O Príncipe - Nicolau Maquiavel (1513)

É partir deste livro que surge a expressão: “maquiavélico” (uma pessoa capaz de passar por cima de outras, da ética e das normas para conseguir seus objetivos). 

O Príncipe é manual de como um governante deve governar. Para tanto, semeia a ideia de que os fins justificam os meios. O que importa é a vitória, ainda que por meios sujos, antiéticos ou desleais.

Maquiavel não se preocupa em idealizar um príncipe,a justiça um povo ou um estado ou reinado. Busca tão somente compreender a natureza humana à luz do poder. Não se preocupa com o que deve ser, mas com o que é. 

Trata-se de um manual de governança prático e ainda muito atual. As relações humanas continuam a revelar diversos traços relatados por Maquiavel, tais como instabilidade, ingratidão, individualismo, hipocrisia e conveniência. 

É neste cenário que Maquiavel ilustra diversos conselhos ao príncipe, o qual deverá se portar de forma astuta, atenta e flexível, sob pena de perder o poder.



A verdade Efetiva das Coisas

A verdade efetiva das coisas impõe a leitura da realidade despida de intenções divinas; fatalismos sobrenaturais e a imprevisibilidade que assolaram as obras políticas clássicas.

A natureza Humana 

"Nos tempos de bonança, e enquanto lhes fazemos o bem, estão todos, como já tive ocasião de dizer, ao nosso lado, oferecem-nos o sangue, os haveres, avida, os filhos;mas quando a tormenta se aproxima, revoltam-se."

Forças de Oposição

Em todas as sociedades existem duas forças opostas. UIma das forças quer dominar enquanto a outra não quer ser dominada. O dever do Governante (príncipe) é criar um mecanismo que gera uma estabilidade entre as forças. 

Principado e República

A natureza humana poderá conduzir o Estado a Anarquia (indivíduos sem qualquer compromisso com o Estado), devendo o Governante (príncipe) regenerar o Estado, preferencialmente atuando como educador, não como tirano, só assim seria possível a criação e consolidação de uma república. 

Virtude e Fortuna

São duas condições de grande relevância para compreender o poder. 

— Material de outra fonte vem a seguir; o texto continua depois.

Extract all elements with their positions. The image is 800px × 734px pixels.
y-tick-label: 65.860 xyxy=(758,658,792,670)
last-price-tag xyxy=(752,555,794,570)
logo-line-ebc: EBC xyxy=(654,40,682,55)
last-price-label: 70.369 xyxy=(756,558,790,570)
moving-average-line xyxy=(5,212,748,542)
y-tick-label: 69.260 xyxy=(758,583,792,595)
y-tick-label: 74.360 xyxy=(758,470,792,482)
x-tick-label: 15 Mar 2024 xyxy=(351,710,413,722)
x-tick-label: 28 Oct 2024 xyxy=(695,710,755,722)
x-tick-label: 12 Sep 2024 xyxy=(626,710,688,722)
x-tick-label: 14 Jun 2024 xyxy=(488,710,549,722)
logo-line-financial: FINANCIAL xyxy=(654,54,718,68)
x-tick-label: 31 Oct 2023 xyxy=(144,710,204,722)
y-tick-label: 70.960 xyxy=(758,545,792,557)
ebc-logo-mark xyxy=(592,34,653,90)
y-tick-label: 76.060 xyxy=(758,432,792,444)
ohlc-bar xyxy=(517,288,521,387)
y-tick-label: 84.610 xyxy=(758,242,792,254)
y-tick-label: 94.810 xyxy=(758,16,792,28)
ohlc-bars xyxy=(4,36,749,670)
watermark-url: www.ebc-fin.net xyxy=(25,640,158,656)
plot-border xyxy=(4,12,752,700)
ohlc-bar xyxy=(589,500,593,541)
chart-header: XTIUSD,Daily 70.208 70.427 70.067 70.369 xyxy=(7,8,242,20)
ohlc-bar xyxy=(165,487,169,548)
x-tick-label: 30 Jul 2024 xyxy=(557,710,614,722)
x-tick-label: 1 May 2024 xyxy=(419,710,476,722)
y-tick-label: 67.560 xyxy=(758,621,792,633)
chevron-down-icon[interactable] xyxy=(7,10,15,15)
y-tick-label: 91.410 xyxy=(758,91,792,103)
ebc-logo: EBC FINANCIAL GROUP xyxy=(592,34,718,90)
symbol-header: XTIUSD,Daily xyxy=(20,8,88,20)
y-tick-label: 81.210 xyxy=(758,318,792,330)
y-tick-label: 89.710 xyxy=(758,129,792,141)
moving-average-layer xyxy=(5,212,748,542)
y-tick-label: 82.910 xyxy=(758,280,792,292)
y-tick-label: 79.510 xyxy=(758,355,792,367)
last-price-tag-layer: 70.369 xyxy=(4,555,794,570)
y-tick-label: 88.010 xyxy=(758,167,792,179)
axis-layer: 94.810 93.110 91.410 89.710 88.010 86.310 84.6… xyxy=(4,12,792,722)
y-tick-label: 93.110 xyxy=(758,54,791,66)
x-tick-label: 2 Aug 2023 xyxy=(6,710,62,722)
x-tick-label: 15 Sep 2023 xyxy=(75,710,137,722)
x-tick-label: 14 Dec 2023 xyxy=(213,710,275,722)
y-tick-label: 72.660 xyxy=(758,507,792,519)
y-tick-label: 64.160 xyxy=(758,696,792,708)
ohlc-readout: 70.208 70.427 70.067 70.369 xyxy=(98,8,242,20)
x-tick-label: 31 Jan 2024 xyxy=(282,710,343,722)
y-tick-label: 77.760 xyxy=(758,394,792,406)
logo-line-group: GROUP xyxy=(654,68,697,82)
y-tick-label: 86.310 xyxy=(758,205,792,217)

Fortuna: Diz respeito as circunstâncias do tempo, a sorte ou a ordem das coisas em um determinado cenário. O governante poderá chegar ao poder com a fortuna, mas isto, por si só, não é suficiente para mantê-lo, pois nem sempre a sorte lhe favorecerá. 

Virtu: É a capacidade de controlar. A flexibilidade de decisão diante de circunstâncias diferentes. Um princípe sem virtu ficará a mercê da sorte e certamente perderá o poder com o tempo. 


Alguns Conselhos de Maquiável (praticados na Política)

"Os que vencem, não importa como vençam, nunca conquistam a vergonha." 

"Os homens têm menos escrúpulos em ofender quem se faz amar do que quem se faz temer, pois o amor é mantido por vínculos de gratidão que se rompem quando deixam de ser necessários, já que os homens são egoístas; mas o temor é mantido pelo medo do castigo, que nunca falha." 

"O primeiro método para estimar a inteligência de um governante é olhar para os homens que tem à sua volta." 
"Tornamo-nos odiados tanto fazendo o bem como fazendo o mal." 
"Os homens esquecem mais rapidamente a morte do pai do que a perda do património." 
"Os homens devem ser adulados ou destruídos, pois podem vingar-se das ofensas leves, não das graves; de modo que a ofensa que se faz ao homem deve ser de tal ordem que não se tema a vingança." 
"Os homens prudentes sabem sempre tirar proveito dos atos a que a necessidade os constrangeu." 
"Nunca foi sensata a decisão de causar desespero nos homens, pois quem não espera o bem não teme o mal."